Tukang ojek yang berniat membawa saya pulang dari Dermaga Sei Jepun itu menepikan sepeda motornya lewat pintu gerbang Islamic Center Nunukan. Dua orang petugas yang duduk di pos penjagaan berdiri melongokkan kepalanya dari jendela pos. Saya melambaikan tangan ke arah mereka berdua kemudian memberi isyarat kepada si pengojek untuk berhenti sejenak.
“Mau foto-foto boleh, Pak?” tanya saya setengah berteriak dari seberang.
“Oh, boleh!” balas salah satunya, “Silakan saja masuk, Bang!”
Islamic Center Nunukan bukanlah masjid medioker. Ukurannya masif. Bahkan dari seberang Pulau Sebatik pun masjid raksasa ini nampak menghiasi lanskap Pulau Nunukan. Islamic Center yang dinamai Hidayatur Rahma, Petunjuk dari Maha Pengasih, ini memang baru dibuka pada tahun lalu sebagai masjid terbesar di perbatasan Indonesia-Malaysia.

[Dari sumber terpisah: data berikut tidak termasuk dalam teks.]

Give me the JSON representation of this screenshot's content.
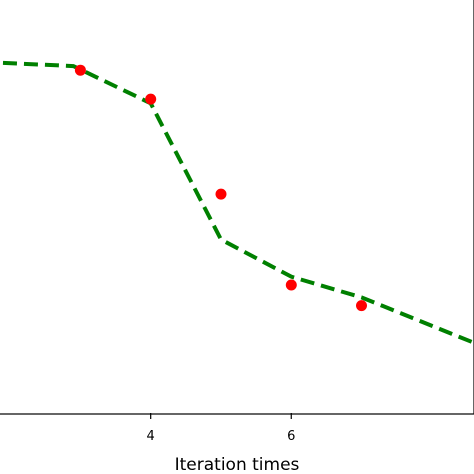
{
  "chart_data": {
    "type": "line",
    "title": "",
    "xlabel": "Iteration times",
    "ylabel": "",
    "xlim": [
      1.6,
      8.6
    ],
    "ylim": [
      0.0,
      1.0
    ],
    "x_ticks": [
      4,
      6
    ],
    "grid": false,
    "legend": "none",
    "series": [
      {
        "style": "dashed-line",
        "color": "#008000",
        "x": [
          1.6,
          2.9,
          4.0,
          5.0,
          6.0,
          7.0,
          8.6
        ],
        "y": [
          0.85,
          0.84,
          0.75,
          0.42,
          0.33,
          0.28,
          0.17
        ]
      },
      {
        "style": "scatter",
        "color": "#ff0000",
        "x": [
          3.0,
          4.0,
          5.0,
          6.0,
          7.0
        ],
        "y": [
          0.83,
          0.76,
          0.53,
          0.31,
          0.26
        ]
      }
    ]
  }
}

Kapasitas masjid raksasa ini mencapai delapan ribu orang jemaat, atau sepuluh persen dari total penduduk Kota Nunukan. Sementara total penduduk di Kabupaten Nunukan pun hanya seratus lima puluh ribu. Menarik memang.
“Sesudah Islamic Center, nanti juga akan ada Christian Center,” terang petugas keamanan yang bertubuh kurus kepada saya, “Christian Center akan terletak di sebelah selatan sana. Dua-duanya diharapkan menjadi ikon bagi keharmonisan kehidupan beragama di Nunukan.”
Meskipun sepintas saja terlihat tidak lebih dari sebuah proyek mercu suar namun proyek-proyek seperti ini mampu menjadi totem yang melambangkan percepatan pembangunan di sudut-sudut Indonesia. Dengan adanya Islamic Center ini misalnya, pemerintah Nunukan membangun jalan tembus beraspal yang menghubungkan Sei Jepun dengan pusat kota Nunukan yang nantinya akan menggerakkan perekonomian di pesisir timur pulau.
Saya memanggil bapak tukang ojek yang sedari tadi menunggu di bawah. Kemudian melanjutkan perjalanan menuju ke pusat kota. Gedung-gedung besar nampak sedang dibangun di sepanjang pesisir timur pulau ini. Benar. Nunukan memang sedang berdentum.